Beware of false flats
You probably know the feeling. You’ve been slogging away and reached a point in the project where you feel like you can take a breather before the next push. But some look like they’re not relaxing. They’re still apparently working at it.
So what’s going on? Are they just being busy for the sake of it? Could be. Presentism is still a thing, even in agencyland.
If not, and you’re one of the ones still busy pedalling, then maybe the answer is you can recognise a false flat for what it is – a point in the journey that might look like a break, but isn’t a pause. It’s actually the really important place where you have the chance to look up at where you thought you were headed – and make sure where you (the team. The client) still need to be.
I think about false flats (“a low-gradient climb, usually occurring partway up a steeper climb. So-called because while it may look deceptively flat and easy – especially after the steep climb preceding it – it is still a climb”) a fair bit. Quite literally, as my cycle home features a lung-busting (for a puffed out old man anyway) slog up one of the Chiltern Hill’s delightful climbs. Ok, it’s certainly no Alpe ‘d Huez but as you can see from the gradient, it’s a classic ‘phew, we’re there. Ah. No we’re not.”

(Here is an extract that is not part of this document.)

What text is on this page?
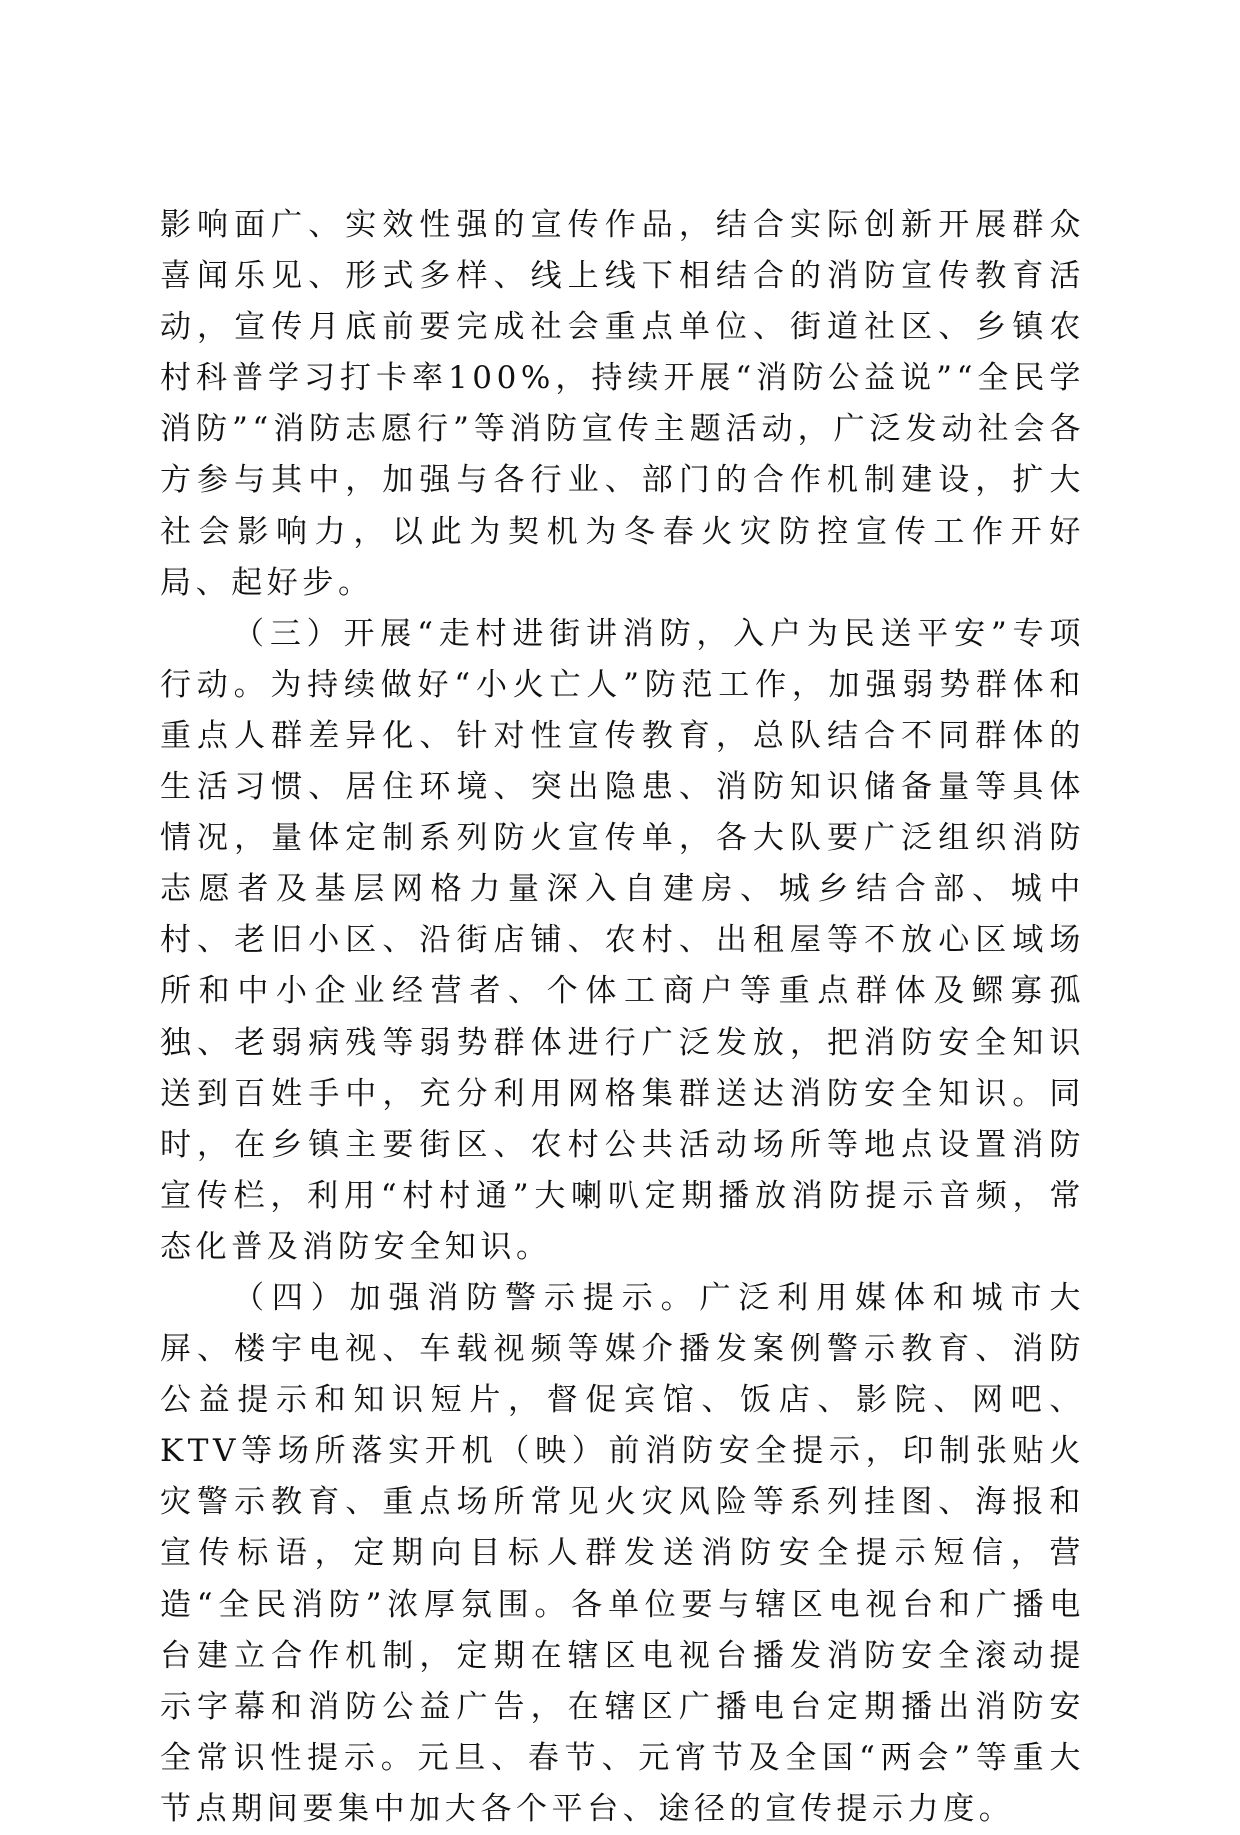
影响面广、实效性强的宣传作品，结合实际创新开展群众喜闻乐见、形式多样、线上线下相结合的消防宣传教育活动，宣传月底前要完成社会重点单位、街道社区、乡镇农村科普学习打卡率100%，持续开展“消防公益说”“全民学消防”“消防志愿行”等消防宣传主题活动，广泛发动社会各方参与其中，加强与各行业、部门的合作机制建设，扩大社会影响力，以此为契机为冬春火灾防控宣传工作开好局、起好步。

（三）开展“走村进街讲消防，入户为民送平安”专项行动。为持续做好“小火亡人”防范工作，加强弱势群体和重点人群差异化、针对性宣传教育，总队结合不同群体的生活习惯、居住环境、突出隐患、消防知识储备量等具体情况，量体定制系列防火宣传单，各大队要广泛组织消防志愿者及基层网格力量深入自建房、城乡结合部、城中村、老旧小区、沿街店铺、农村、出租屋等不放心区域场所和中小企业经营者、个体工商户等重点群体及鳏寡孤独、老弱病残等弱势群体进行广泛发放，把消防安全知识送到百姓手中，充分利用网格集群送达消防安全知识。同时，在乡镇主要街区、农村公共活动场所等地点设置消防宣传栏，利用“村村通”大喇叭定期播放消防提示音频，常态化普及消防安全知识。

（四）加强消防警示提示。广泛利用媒体和城市大屏、楼宇电视、车载视频等媒介播发案例警示教育、消防公益提示和知识短片，督促宾馆、饭店、影院、网吧、KTV等场所落实开机（映）前消防安全提示，印制张贴火灾警示教育、重点场所常见火灾风险等系列挂图、海报和宣传标语，定期向目标人群发送消防安全提示短信，营造“全民消防”浓厚氛围。各单位要与辖区电视台和广播电台建立合作机制，定期在辖区电视台播发消防安全滚动提示字幕和消防公益广告，在辖区广播电台定期播出消防安全常识性提示。元旦、春节、元宵节及全国“两会”等重大节点期间要集中加大各个平台、途径的宣传提示力度。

So the point where many will be glad for the break is where the more restless among us will be taking the moment of (deceptive) respite to have a good think about ‘what’s next’?
And as a kind of P.S. to the restless spirit the passing of the theatre director Peter Brooke at the weekend was a good time to remember what it effects.
Brooke was “restlessly creative” and his legacy in theatre deserves be more widely known outside of the singular art-form of ‘the stage’. From appreciative audiences to critics alike, all agreed on a “piercing ability to bring clarity” and a vividness with maximum economy and effect.
“I can take any empty space and call it a bare stage… (someone) walks across the empty space whilst someone else is watching… and this is all that’s needed for an act of theatre to be engaged.”Peter Brooke
Apparently his restlessness wasn’t bullish busy-ness – “A few soft words of advice and he’d be gone.”
Not the all-the-time-annoying-questioning for the sake of it -ness.
It’s about looking for an economy of means (or effort) for maximum effect by questioning what’s needed for the end result at the point where you aren’t at the top just yet.
Every project has its false flats. Time then is to ask ‘if we’re going up there, lets make sure it’s worth it.’
Oh, and to nod to Brooke again: “Don’t take anything for granted. Go and see for yourself.” Especially when it comes to heeding my advice about how to tackle that next hill.